ABSTRACT

This chapter examines the 2019 exhibitions Home: A Suburban Obsession and Plantation Voices. Both exhibitions were held at the Queensland State Library in Brisbane and both relied heavily on the persuasive power of photographic archives. Home explored the history of Queensland suburbia from the 1910s to the present; Plantation Voices recounted the labour trade of South Sea Islanders in the late nineteenth century and their subsequent struggle for cultural and political recognition. Both exhibitions celebrated subaltern working-class identities: Home aimed to give voice to ‘the hopes and dreams of every day Queenslanders who made the country’ while Plantation Voices acknowledged ‘the human stories behind the repatriation, repression and reclamation of Australian South Sea Islanders’.

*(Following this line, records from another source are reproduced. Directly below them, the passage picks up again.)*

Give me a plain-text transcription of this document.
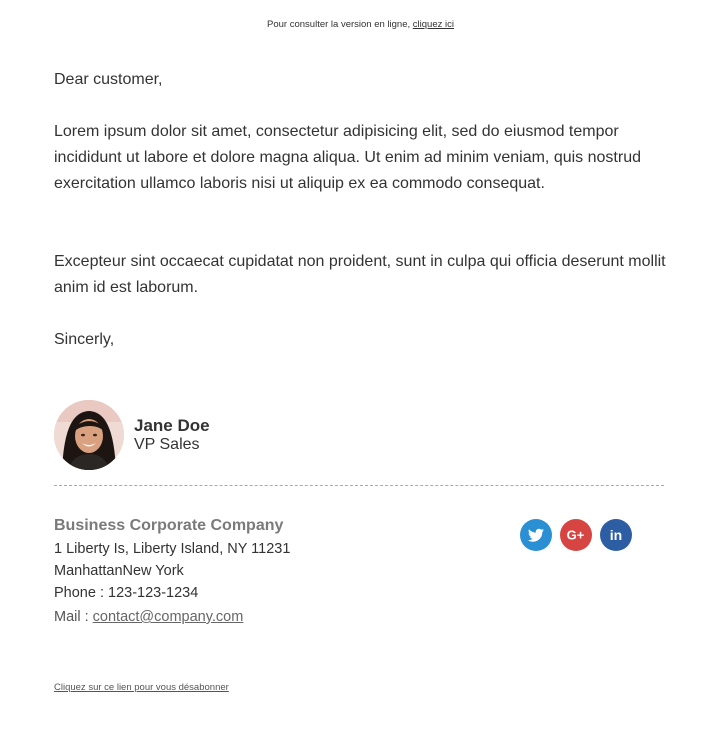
Pour consulter la version en ligne, cliquez ici
Dear customer,
Lorem ipsum dolor sit amet, consectetur adipisicing elit, sed do eiusmod tempor incididunt ut labore et dolore magna aliqua. Ut enim ad minim veniam, quis nostrud exercitation ullamco laboris nisi ut aliquip ex ea commodo consequat.
Excepteur sint occaecat cupidatat non proident, sunt in culpa qui officia deserunt mollit anim id est laborum.
Sincerly,
Jane Doe
VP Sales
Business Corporate Company
1 Liberty Is, Liberty Island, NY 11231
ManhattanNew York
Phone : 123-123-1234
Mail : contact@company.com
G+ in
Cliquez sur ce lien pour vous désabonner
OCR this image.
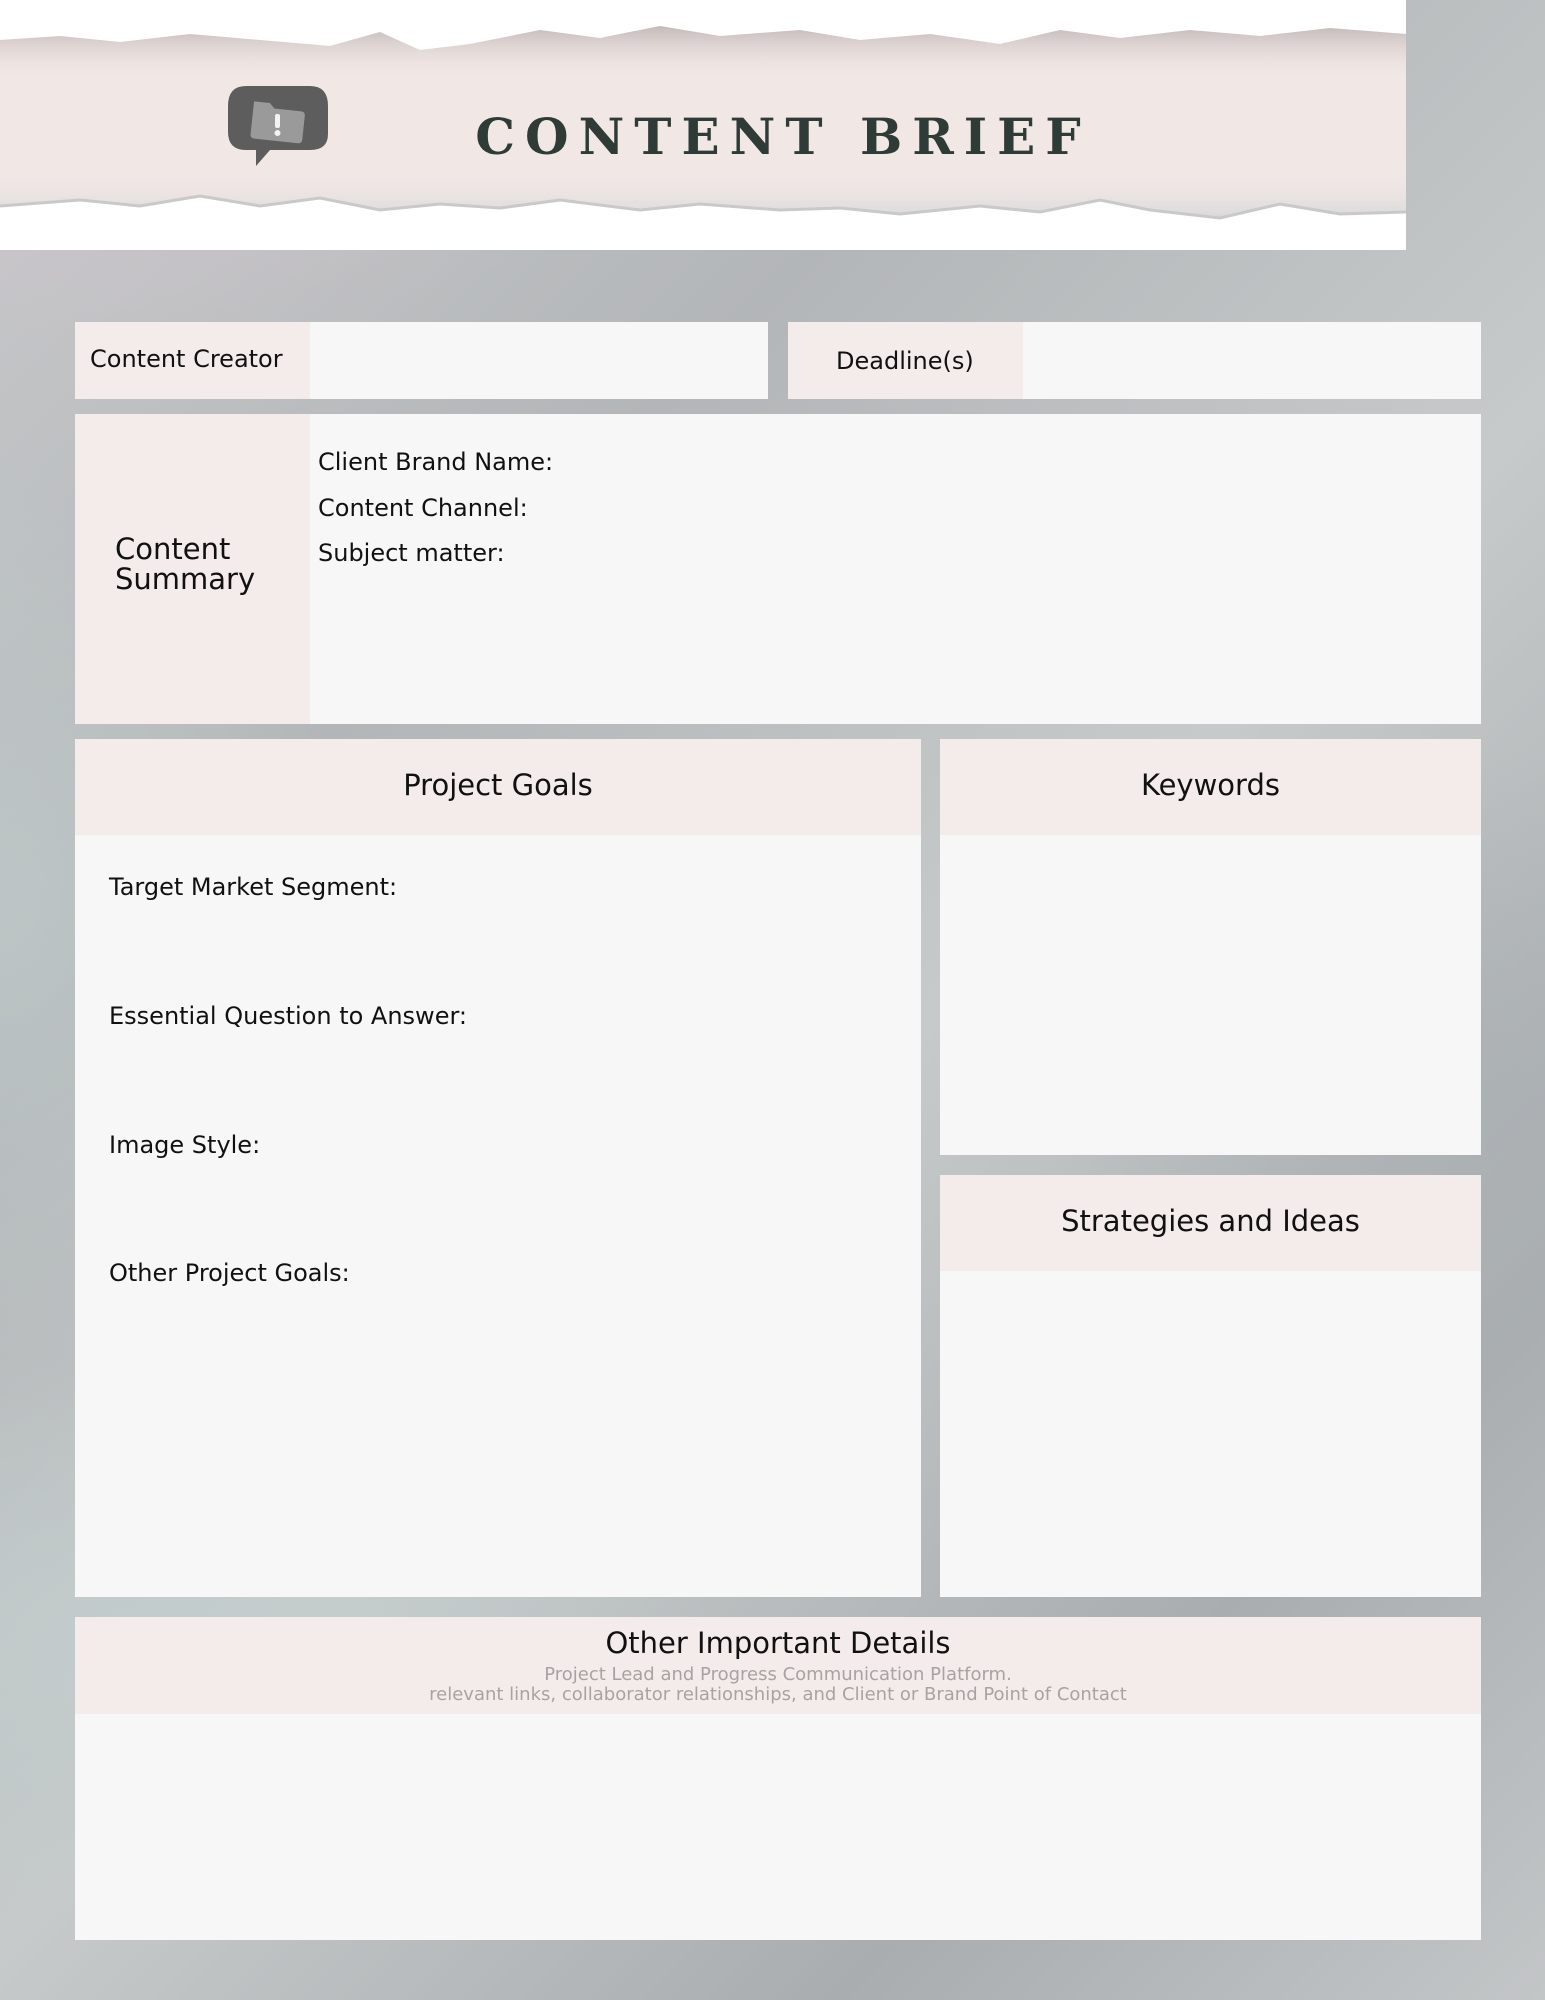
CONTENT BRIEF
Content Creator	Deadline(s)
Content Summary
Client Brand Name:
Content Channel:
Subject matter:
Project Goals
Target Market Segment:
Essential Question to Answer:
Image Style:
Other Project Goals:
Keywords
Strategies and Ideas
Other Important Details
Project Lead and Progress Communication Platform.
relevant links, collaborator relationships, and Client or Brand Point of Contact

Using a plethora of participatory devices and celebrating vernacular material culture, both exhibitions epitomise the ‘performative model of education’ that, according to Dipesh Chakrabarty, reflects the multiculturalism of late democracies. However, despite their democratic impulse, Home and Plantation Voices tended to defuse the tensions of class and racial politics. By narrating these two working-class stories separately, I argue, the Museum inadvertently reified working-class identities; it emphasised race at the expense of class and obliterated the intersectional dimension of these categories. In fact, none of the ‘ordinary’ Queenslanders interviewed in Home were indigenous or black; likewise, Plantation Voices devoted scant attention to the relation between South Sea Islanders and the white people who were employed in Queensland farms and mines. Consequently, the Museum discouraged the construction of solidarities and alliances between white and non-white working-class groups. In light of these observations, these case studies prompt us to rethink Chakrabarty’s analysis of the role of museums in late democracies, considering the ideological limits of photographic exhibitions that aim to write working-class history.